Non basta avvicinare un paio di volte il calice al naso per distinguere i diversi sentori, anche se un degustatore esperto si rende all’instante conto se il profumo che sente è semplice o articolato. La complessità olfattiva è perciò data dal numero di sfumature presenti nel profumo del vino, che si liberano dal calice in successione, una dopo l’altra , e che si riconoscono con ripetute inspirazioni.

Per chiarire il concetto, possiamo riprendere un esempio simile a quello utilizzato per chiarire il concetto dell’intensità olfattiva, si potrebbe prendere il mazzo di 36 tulipani e metterlo a fianco di una cassetta, la quale si può tentare di inventare una complessa combinazione del bouquet, per esempio, di un vino rosso maturo.

Si può incominciare a mettere nella cassetta alcuni profumi tostati come il cacao e il caffè, dei profumi animali come il cuoio, dei profumi eteri come la cera delle spezie come pepe nero e chiodi di garofano, confetture di more e altro ancora.

La diversità è evidente.

Nell’esempio del mazzo di 36 tulipani, la determinata intensità è legata a una sola tipologia di profumo, quello del tulipano, mentre in quello della cassetta mista l’intensità è legata a molte sfumature diverse. Nella cassetta il profumo risulta più complesso, il bouquet è ricchissimo di profumi eleganti e complessi, oltre a colpire l’olfatto durante l’inspirazione, psono in grado di lasciare in chi degusta un bellissimo ricordo, che può resistere anche molto a lungo.

Il glossario della complessità olfattiva

Carente
E’ considerato un vino con una scarsissima varietà di sfumature odorose.
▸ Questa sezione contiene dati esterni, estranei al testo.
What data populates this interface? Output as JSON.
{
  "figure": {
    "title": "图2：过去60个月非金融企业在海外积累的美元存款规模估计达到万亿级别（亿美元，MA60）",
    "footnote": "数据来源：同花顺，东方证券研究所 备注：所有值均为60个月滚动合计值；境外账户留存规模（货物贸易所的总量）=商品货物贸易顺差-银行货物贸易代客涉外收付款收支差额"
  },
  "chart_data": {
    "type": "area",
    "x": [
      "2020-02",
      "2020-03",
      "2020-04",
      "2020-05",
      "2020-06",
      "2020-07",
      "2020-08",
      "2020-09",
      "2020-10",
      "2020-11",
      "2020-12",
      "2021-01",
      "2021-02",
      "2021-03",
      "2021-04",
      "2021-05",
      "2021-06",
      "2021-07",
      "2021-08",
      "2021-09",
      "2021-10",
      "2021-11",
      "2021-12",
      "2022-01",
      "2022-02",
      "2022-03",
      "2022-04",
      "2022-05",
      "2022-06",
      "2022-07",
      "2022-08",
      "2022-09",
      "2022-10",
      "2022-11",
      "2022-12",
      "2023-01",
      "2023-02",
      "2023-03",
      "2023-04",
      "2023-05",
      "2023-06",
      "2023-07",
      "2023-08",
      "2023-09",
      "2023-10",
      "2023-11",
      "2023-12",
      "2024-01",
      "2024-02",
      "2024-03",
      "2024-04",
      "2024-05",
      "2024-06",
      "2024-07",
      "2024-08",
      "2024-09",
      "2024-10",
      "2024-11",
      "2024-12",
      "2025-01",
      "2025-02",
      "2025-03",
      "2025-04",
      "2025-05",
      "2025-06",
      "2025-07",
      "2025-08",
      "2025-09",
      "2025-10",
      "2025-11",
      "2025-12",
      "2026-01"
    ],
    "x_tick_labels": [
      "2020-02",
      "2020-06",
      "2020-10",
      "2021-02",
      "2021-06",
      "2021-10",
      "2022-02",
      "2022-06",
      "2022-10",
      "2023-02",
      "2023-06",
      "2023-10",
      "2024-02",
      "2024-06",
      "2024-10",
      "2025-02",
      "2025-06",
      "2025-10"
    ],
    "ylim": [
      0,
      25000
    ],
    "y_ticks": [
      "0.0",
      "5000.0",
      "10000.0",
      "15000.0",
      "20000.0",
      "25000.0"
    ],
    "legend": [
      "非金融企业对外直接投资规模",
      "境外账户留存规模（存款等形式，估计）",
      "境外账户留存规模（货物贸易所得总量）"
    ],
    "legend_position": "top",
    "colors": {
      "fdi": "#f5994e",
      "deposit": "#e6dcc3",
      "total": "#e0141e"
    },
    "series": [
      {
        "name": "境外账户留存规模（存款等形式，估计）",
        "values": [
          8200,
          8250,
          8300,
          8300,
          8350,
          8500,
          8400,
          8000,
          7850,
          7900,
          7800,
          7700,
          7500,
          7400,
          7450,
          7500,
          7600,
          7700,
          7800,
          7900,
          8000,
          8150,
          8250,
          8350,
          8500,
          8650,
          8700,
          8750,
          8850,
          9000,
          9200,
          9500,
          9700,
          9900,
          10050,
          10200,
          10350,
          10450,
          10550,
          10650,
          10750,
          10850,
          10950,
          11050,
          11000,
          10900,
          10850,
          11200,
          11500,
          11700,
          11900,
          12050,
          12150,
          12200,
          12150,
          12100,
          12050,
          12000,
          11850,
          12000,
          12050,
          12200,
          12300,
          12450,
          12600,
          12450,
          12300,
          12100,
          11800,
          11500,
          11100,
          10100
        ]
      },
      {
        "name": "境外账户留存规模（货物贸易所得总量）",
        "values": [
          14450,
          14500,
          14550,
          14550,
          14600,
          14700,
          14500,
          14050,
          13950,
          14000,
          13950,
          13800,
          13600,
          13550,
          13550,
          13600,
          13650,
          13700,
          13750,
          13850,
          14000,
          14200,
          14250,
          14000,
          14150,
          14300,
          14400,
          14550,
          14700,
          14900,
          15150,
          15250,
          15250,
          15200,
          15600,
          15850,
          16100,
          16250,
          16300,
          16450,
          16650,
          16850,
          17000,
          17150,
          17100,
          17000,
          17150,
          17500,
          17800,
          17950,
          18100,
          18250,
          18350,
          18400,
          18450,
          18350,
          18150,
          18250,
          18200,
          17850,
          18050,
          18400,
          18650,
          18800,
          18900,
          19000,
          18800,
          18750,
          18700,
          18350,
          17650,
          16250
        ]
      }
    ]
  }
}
Qualsiasi volta è considerata una situazione non accettabile.

Poco complesso
E’ considerato un vino con una scarsa varietà di sfumature odorose, il cui numero rimane uguale anche dopo varie inspirazioni; può essere una situazione che si riscontra nei vini giovani e semplici, ottenuti dai vitigni poveri di sostanze aromatiche.

Abbastanza complesso
E’ considerato un vino con una sufficiente o discreta varietà di sfumature odorose, che si liberano in progressione, dopo varie inspirazioni; è una situazione abbastanza frequente nei vini giovani o in quelli che abbiano subìto una breve maturazione.

Complesso
E’ considerato un vino con molteplici sfumature odorose, articolate tra quelle di diversi gruppi di profumi e percepite in modo preciso e definito; è una situazione che si può riscontrare in vini maturi, bianchi e rossi, ma anche in diversi vini piuttosto giovani, se ottenuti da vitigni con spiccata personalità olfattiva.

Ampio
E’ considerato un vino con tantissime sfumature odorose, variegate e diversificate tra molti gruppi di profumi, riconoscibili con successive inspirazioni; è una situazione collegata alla degustazione esclusivamente dei grandi vini, molte volte sottoposti a lunghe evoluzioni, ottenuti da vitigni importanti.